Закончу (надеюсь) восемнадцатого июля 1931 года.
Потом останутся лишь гранки.
Итак, сегодня утром мне кажется, я могу сказать, что закончила книгу. Скажем так, я еще раз, в восемнадцатый раз, переписала начало. Л. начнет читать завтра; а я открою дневник, чтобы записать его вердикт.
Он потерян.
Мое собственное мнение — ох — это трудная книга. Не помню, чтобы когда-нибудь мне приходилось ощущать такое же напряжение. Признаюсь, я нервничаю из-за Л. Уж он-то будет честным, даже честнее, чем обычно. И вполне возможно, у меня ничего не получилось.

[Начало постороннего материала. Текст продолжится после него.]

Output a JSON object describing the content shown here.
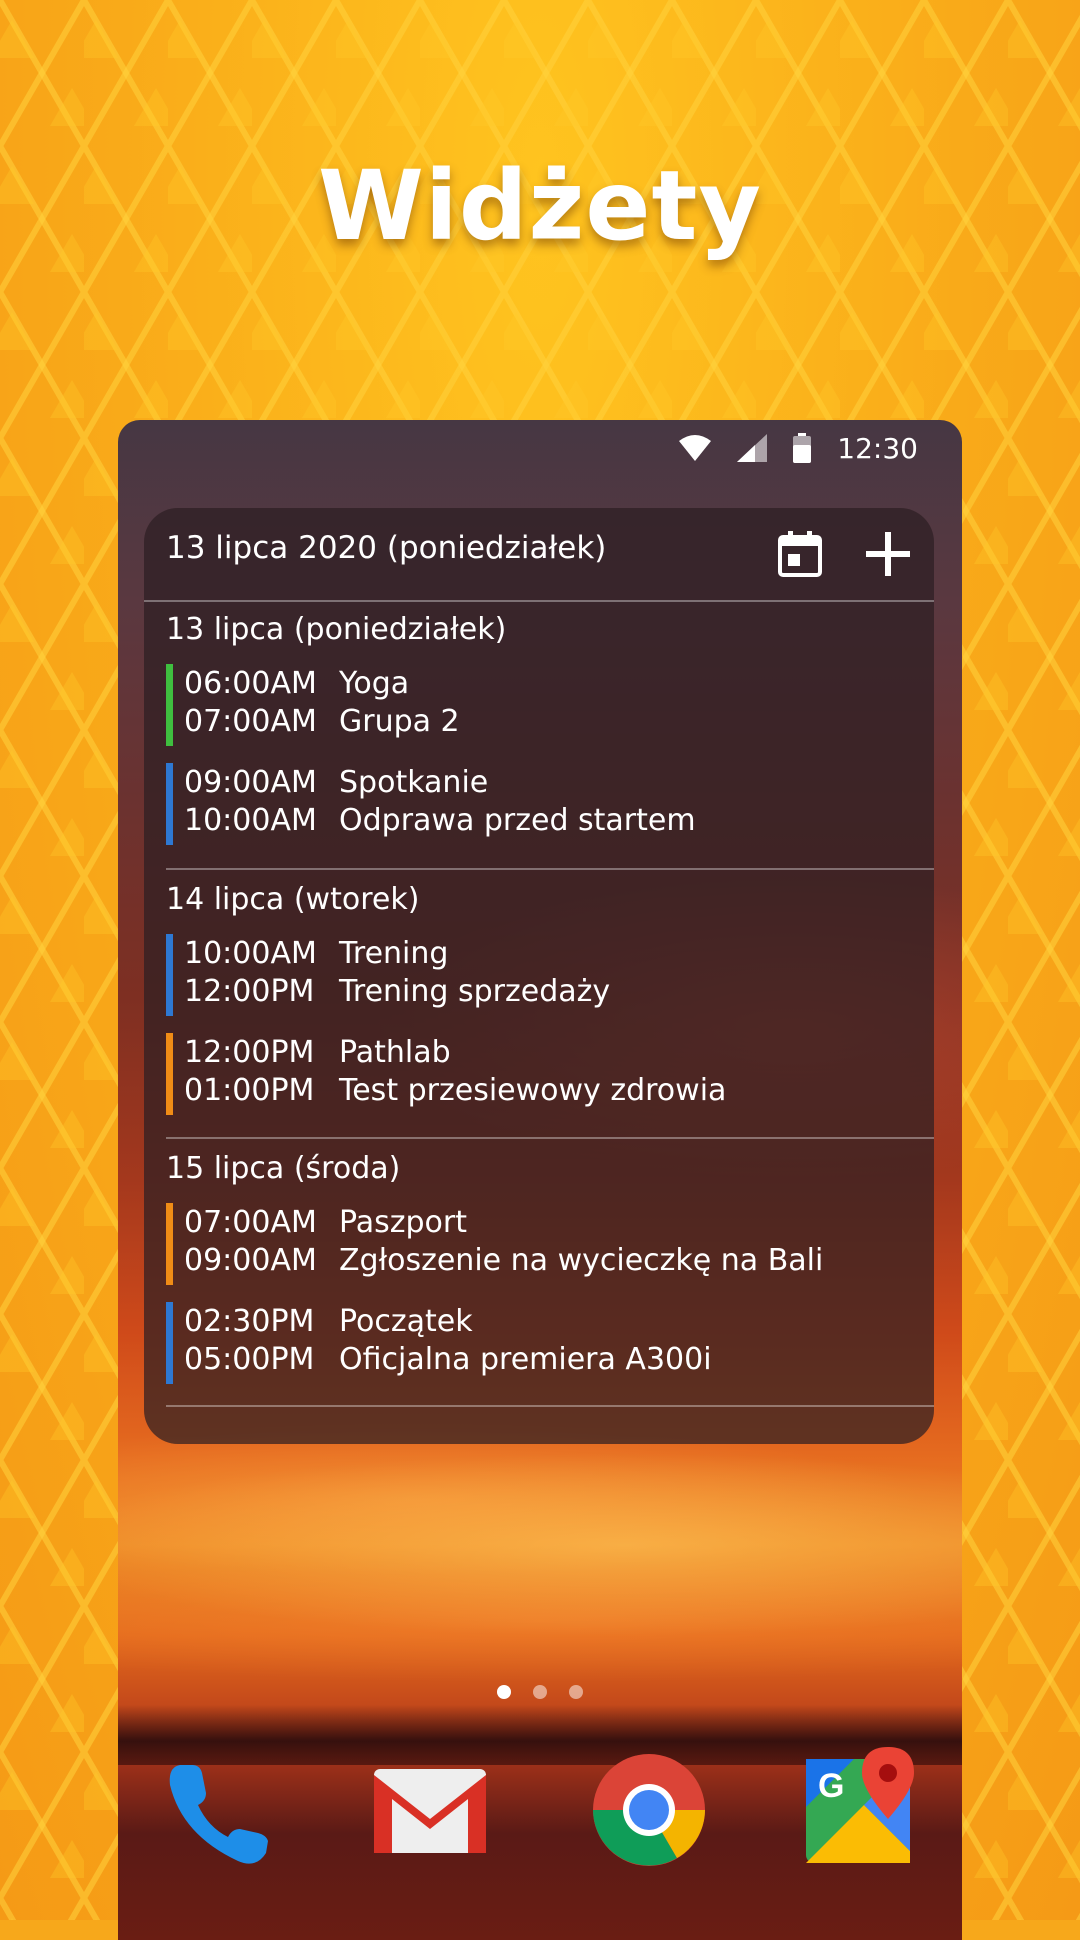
{
  "promo": {
    "title": "Widżety"
  },
  "statusbar": {
    "time": "12:30"
  },
  "widget": {
    "header_title": "13 lipca 2020 (poniedziałek)",
    "calendar_button": "calendar-icon",
    "add_button": "plus-icon",
    "days": [
      {
        "title": "13 lipca (poniedziałek)",
        "events": [
          {
            "start": "06:00AM",
            "title": "Yoga",
            "end": "07:00AM",
            "subtitle": "Grupa 2",
            "color": "#3fbf3f"
          },
          {
            "start": "09:00AM",
            "title": "Spotkanie",
            "end": "10:00AM",
            "subtitle": "Odprawa przed startem",
            "color": "#2e78d2"
          }
        ]
      },
      {
        "title": "14 lipca (wtorek)",
        "events": [
          {
            "start": "10:00AM",
            "title": "Trening",
            "end": "12:00PM",
            "subtitle": "Trening sprzedaży",
            "color": "#2e78d2"
          },
          {
            "start": "12:00PM",
            "title": "Pathlab",
            "end": "01:00PM",
            "subtitle": "Test przesiewowy zdrowia",
            "color": "#f08c16"
          }
        ]
      },
      {
        "title": "15 lipca (środa)",
        "events": [
          {
            "start": "07:00AM",
            "title": "Paszport",
            "end": "09:00AM",
            "subtitle": "Zgłoszenie na wycieczkę na Bali",
            "color": "#f08c16"
          },
          {
            "start": "02:30PM",
            "title": "Początek",
            "end": "05:00PM",
            "subtitle": "Oficjalna premiera A300i",
            "color": "#2e78d2"
          }
        ]
      }
    ]
  },
  "pager": {
    "pages": 3,
    "active": 0
  },
  "dock": [
    "phone-icon",
    "gmail-icon",
    "chrome-icon",
    "maps-icon"
  ]
}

А я больше ничего не могу сделать. И мне кажется, у меня получилось, разве что книга бессвязная и очень густая; совсем нет пауз. В любом случае, она отработана и ужата до предела. В любом случае, я выстрелила в свое видение — если даже не попала, то стреляла в верном направлении. Но я нервничаю. Может быть, она слишком короткая и чересчур перегруженная? Бог ее знает. Когда я это говорю, повторяю, на сердце у меня тяжело, я буду нервничать, пока Л. не придет с рукописью в мой садовый домик, предположим, в субботу вечером или в воскресенье утром, не усядется в кресло и, как всегда, не произнесет первым делом: «Ну!»
«Это шедевр, — сказал Л., войдя ко мне сегодня утром. — Лучшая из твоих книг». Вот что я записала, и еще он думает, будто первые сто страниц невероятно трудны, и непонятно, как их одолеет обыкновенный читатель. Но, Господи, какое блаженство! От радости я отправилась гулять под дождем вокруг Крысиной фермы и почти покорилась мысли о строительстве Козлиной фермы с домом на склоне горы возле Нортиза.

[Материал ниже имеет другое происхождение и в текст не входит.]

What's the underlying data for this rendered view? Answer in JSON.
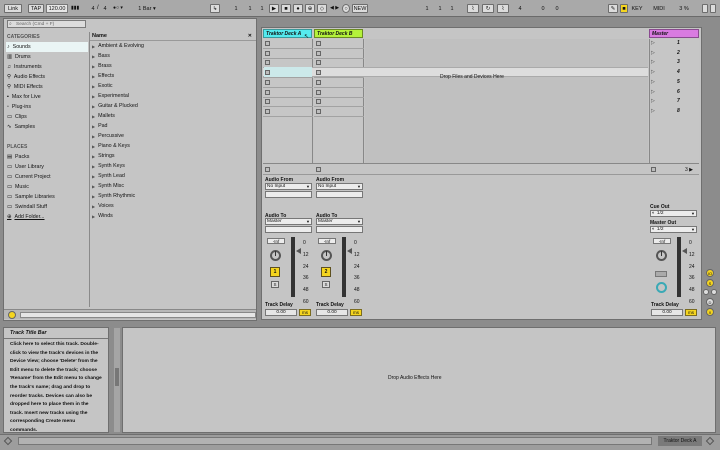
{
  "transport": {
    "link": "Link",
    "tap": "TAP",
    "tempo": "120.00",
    "sig_num": "4",
    "sig_den": "4",
    "metronome": "●○ ▾",
    "quantize": "1 Bar ▾",
    "pos1": "1",
    "pos2": "1",
    "pos3": "1",
    "arrows": "◀ ▶",
    "new": "NEW",
    "loop1": "1",
    "loop2": "1",
    "loop3": "1",
    "len1": "4",
    "len2": "0",
    "len3": "0",
    "key": "KEY",
    "midi": "MIDI",
    "cpu": "3 %",
    "d_label": "D"
  },
  "browser": {
    "search_placeholder": "Search (Cmd + F)",
    "categories_header": "CATEGORIES",
    "categories": [
      "Sounds",
      "Drums",
      "Instruments",
      "Audio Effects",
      "MIDI Effects",
      "Max for Live",
      "Plug-ins",
      "Clips",
      "Samples"
    ],
    "places_header": "PLACES",
    "places": [
      "Packs",
      "User Library",
      "Current Project",
      "Music",
      "Sample Libraries",
      "Swindall Stuff",
      "Add Folder..."
    ],
    "name_header": "Name",
    "items": [
      "Ambient & Evolving",
      "Bass",
      "Brass",
      "Effects",
      "Exotic",
      "Experimental",
      "Guitar & Plucked",
      "Mallets",
      "Pad",
      "Percussive",
      "Piano & Keys",
      "Strings",
      "Synth Keys",
      "Synth Lead",
      "Synth Misc",
      "Synth Rhythmic",
      "Voices",
      "Winds"
    ]
  },
  "session": {
    "tracks": [
      "Traktor Deck A",
      "Traktor Deck B"
    ],
    "master": "Master",
    "drop_files": "Drop Files and Devices Here",
    "scenes": [
      "1",
      "2",
      "3",
      "4",
      "5",
      "6",
      "7",
      "8"
    ],
    "audio_from": "Audio From",
    "no_input": "No Input",
    "audio_to": "Audio To",
    "master_out_value": "Master",
    "cue_out": "Cue Out",
    "cue_value": "1/2",
    "master_out": "Master Out",
    "master_out_sel": "1/2",
    "vol": "-Inf",
    "db_ticks": [
      "0",
      "12",
      "24",
      "36",
      "48",
      "60"
    ],
    "track1_num": "1",
    "track2_num": "2",
    "solo": "S",
    "track_delay": "Track Delay",
    "delay_value": "0.00",
    "ms": "ms",
    "scene_ratio": "3 ▶"
  },
  "info": {
    "title": "Track Title Bar",
    "body": "Click here to select this track. Double-click to view the track's devices in the Device View; choose 'Delete' from the Edit menu to delete the track; choose 'Rename' from the Edit menu to change the track's name; drag and drop to reorder tracks. Devices can also be dropped here to place them in the track. Insert new tracks using the corresponding Create menu commands."
  },
  "device": {
    "drop_effects": "Drop Audio Effects Here"
  },
  "status": {
    "selected_track": "Traktor Deck A"
  },
  "colors": {
    "track_a": "#55eaee",
    "track_b": "#b4f23a",
    "master": "#d97be1",
    "accent": "#f5d51f"
  }
}
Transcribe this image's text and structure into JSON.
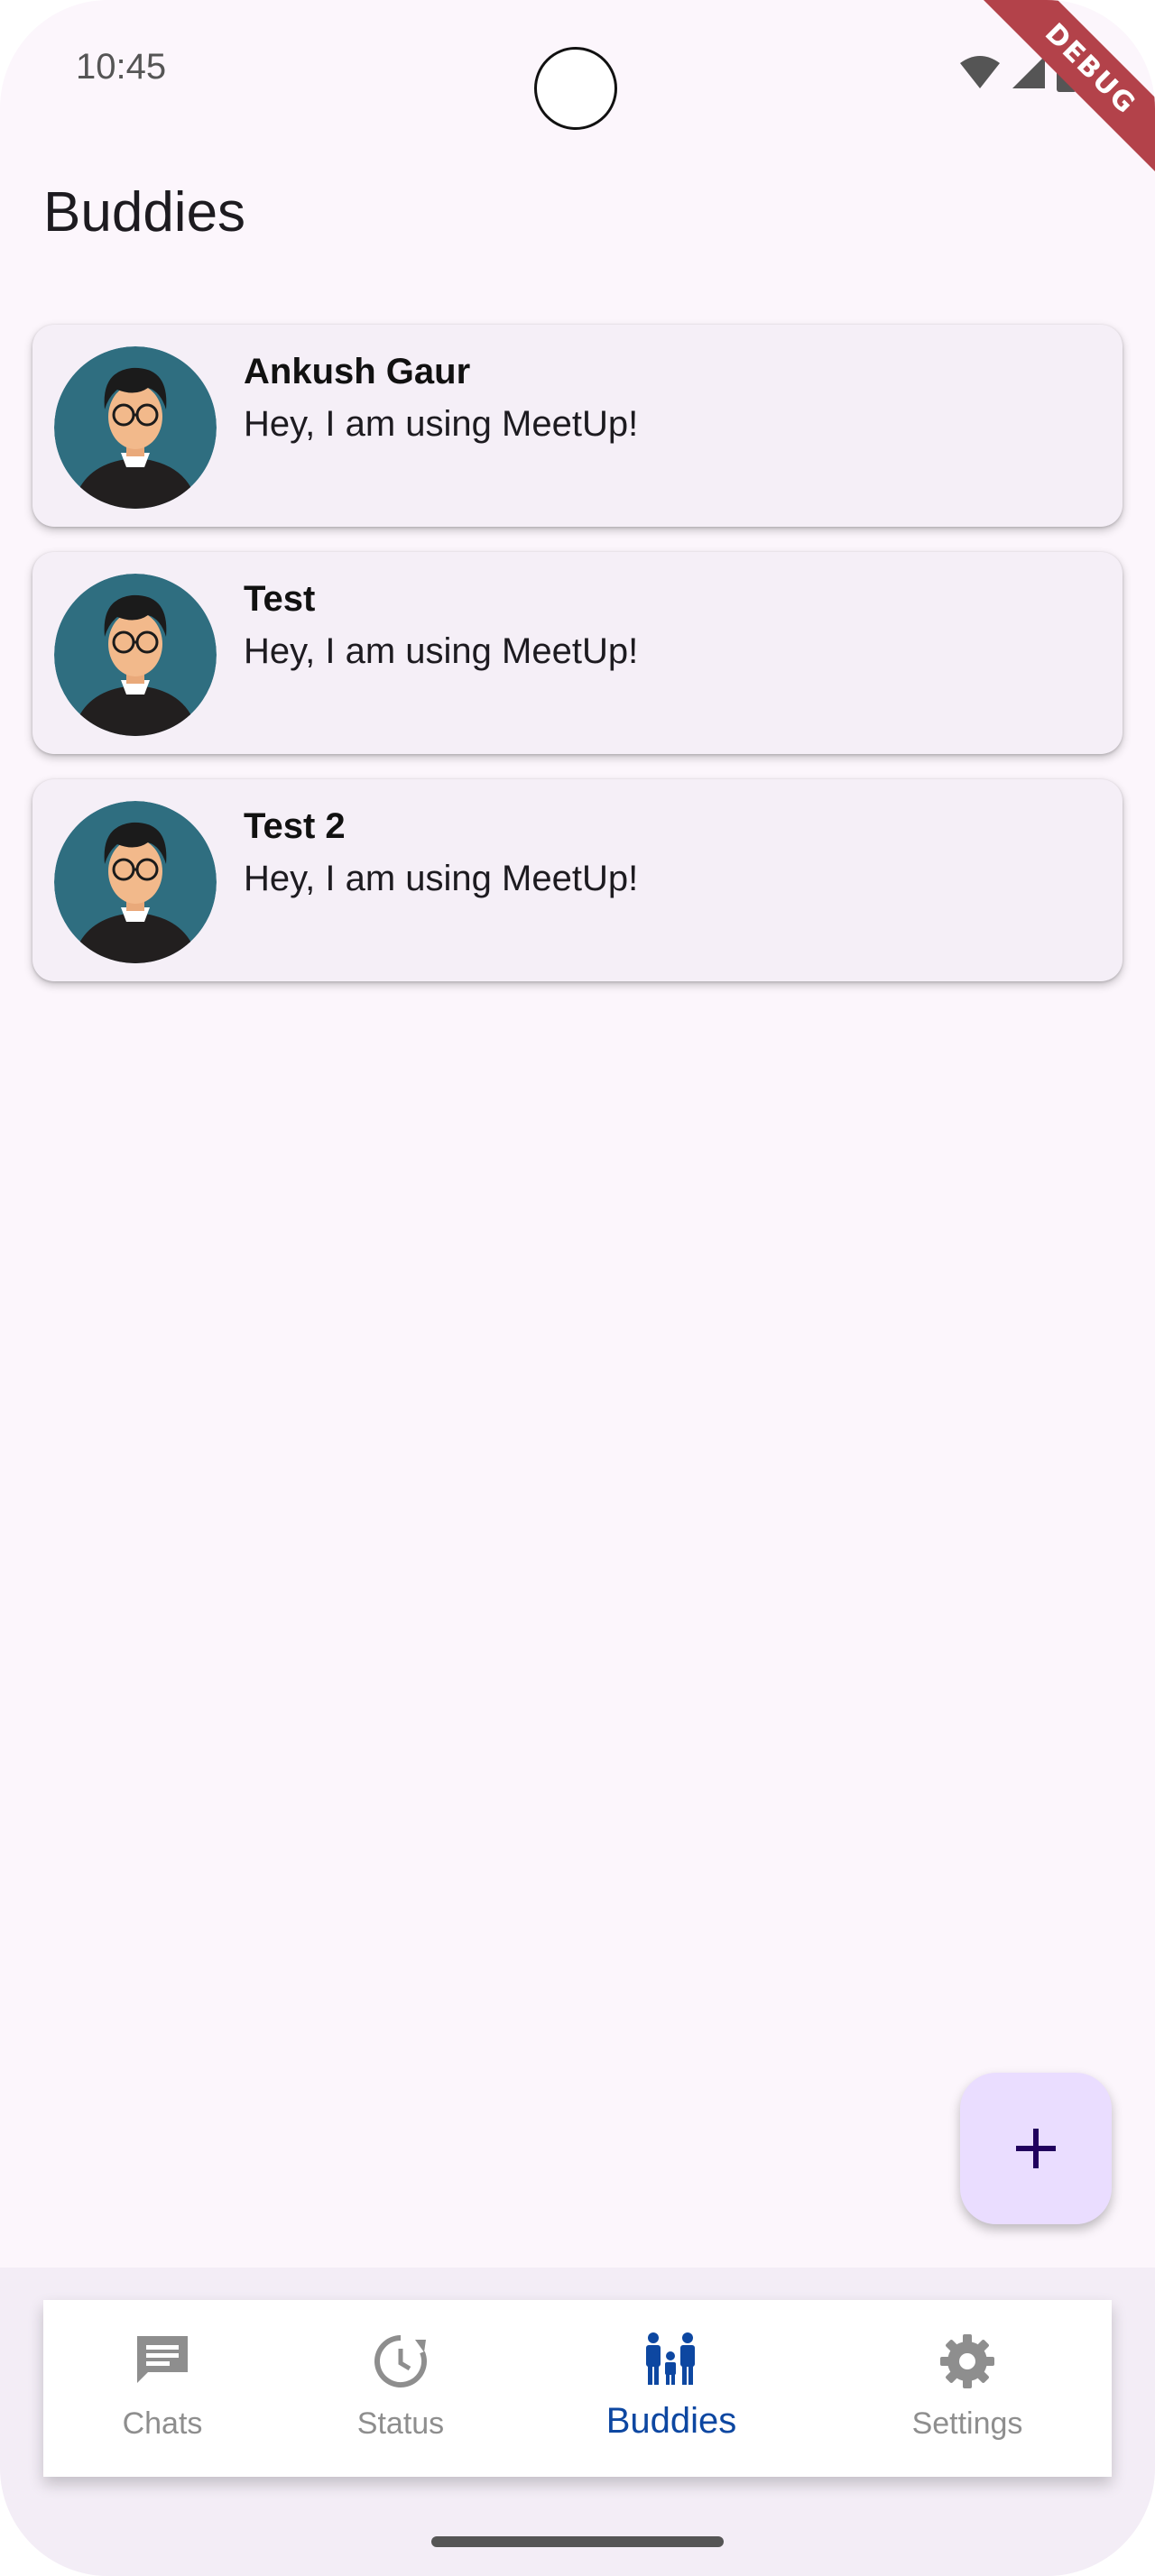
{
  "status_bar": {
    "time": "10:45",
    "debug_label": "DEBUG"
  },
  "app_bar": {
    "title": "Buddies"
  },
  "buddies": [
    {
      "name": "Ankush Gaur",
      "status": "Hey, I am using MeetUp!"
    },
    {
      "name": "Test",
      "status": "Hey, I am using MeetUp!"
    },
    {
      "name": "Test 2",
      "status": "Hey, I am using MeetUp!"
    }
  ],
  "fab": {
    "icon": "add-icon"
  },
  "bottom_nav": {
    "items": [
      {
        "label": "Chats",
        "icon": "chat-icon",
        "active": false
      },
      {
        "label": "Status",
        "icon": "status-icon",
        "active": false
      },
      {
        "label": "Buddies",
        "icon": "people-icon",
        "active": true
      },
      {
        "label": "Settings",
        "icon": "gear-icon",
        "active": false
      }
    ],
    "active_color": "#0d47a1",
    "inactive_color": "#8e8e8e"
  },
  "colors": {
    "background": "#fcf6fc",
    "card": "#f5eff7",
    "fab": "#eaddff",
    "avatar_bg": "#2f6e80",
    "debug_ribbon": "#b3424a"
  }
}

Только что — десять сорок пять — я прочитала первую главу «Волн» и не внесла никаких поправок, если не считать двух слов и трех запятых. Не знаю уж, как это получилось, но все точно и на месте. Мне понравилось. Хоть один раз моя правка ограничится несколькими карандашными пометками. Мой выводок растет; и я думаю: «Поставлю-ка изгородь… С Рэймондом мы уже говорили. Меня не остановит море, несмотря на головную боль, несмотря на горечь. У меня еще будет…» Пора браться за «Флаша».

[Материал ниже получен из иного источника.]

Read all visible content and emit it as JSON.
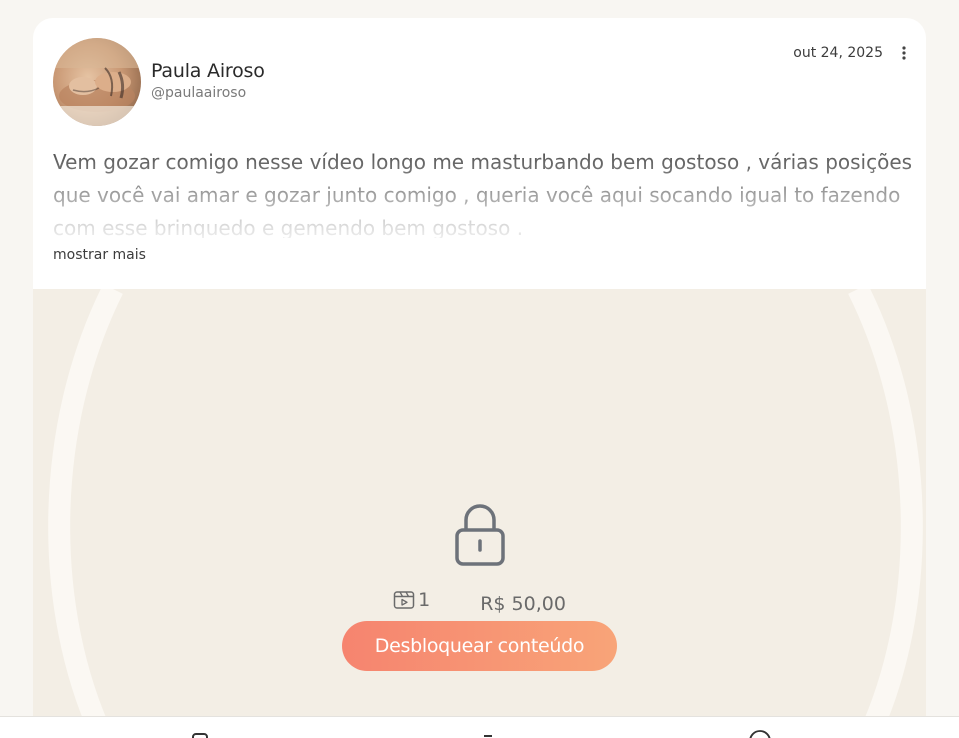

Я в некотором волнении — читаю гранки. Могу прочитать подряд всего несколько страниц. Так же было, когда я писала, и один Бог знает, какая это исступленная книга.
Я должна принести искренние извинения своему дневнику за то, что использовала его для всякой чепухи; итак, я читаю гранки — сегодня утром последняя глава — и думаю, что должна остановиться через час и дать своим мозгам отдых после столь неслыханного напряжения. Я не могу писать «Флаша», потому что надо изменить ритм. Думаю, в «Волнах», несмотря ни на что, есть напряжение и форма, если книга не отпускает меня. Что, интересно, скажут критики? А друзья? Наверняка у них не найдется ничего новенького.
Отлично, это случилось сразу после двенадцати тридцати. Я внесла последнюю правку в «Волны»; прочитала гранки; и завтра их увезут — чтобы мне больше никогда-никогда их не видеть.
Мисс Холтби говорит: «Это поэма более цельная, конечно же, чем ваши другие книги. В ней почти нет ничего искусственного. Она так глубоко проникает в человеческое сердце, возможно, даже «На маяк»…» И я записываю ее фразу, потому что она тоже определяет кривую моей температуры, которая, о господи, была смертельно низкой в это же время на прошлой неделе, потом стремительно поползла вверх, но больше не поднимается. Думаю, я спасена; все только и делают, что повторяют уже сказанное. Я о многом забыла. Если мне чего-то и хочется, так это услышать, что книга солидная и в ней есть смысл. Какой смысл — я сама не узнаю, пока не напишу другую книгу. Я как олениха, которая далеко впереди псов — критиков.
Не могу не написать, что вся трепещу от удовольствия, — не могу продолжать «Письмо»[143]
— позвонил Гарольд Николсон и сказал, что «Волны» — шедевр. Слава богу — не все напрасно. Я хочу сказать, что мое видение подействовало и на других. Теперь сигарета, и я возвращаюсь в спокойное состояние.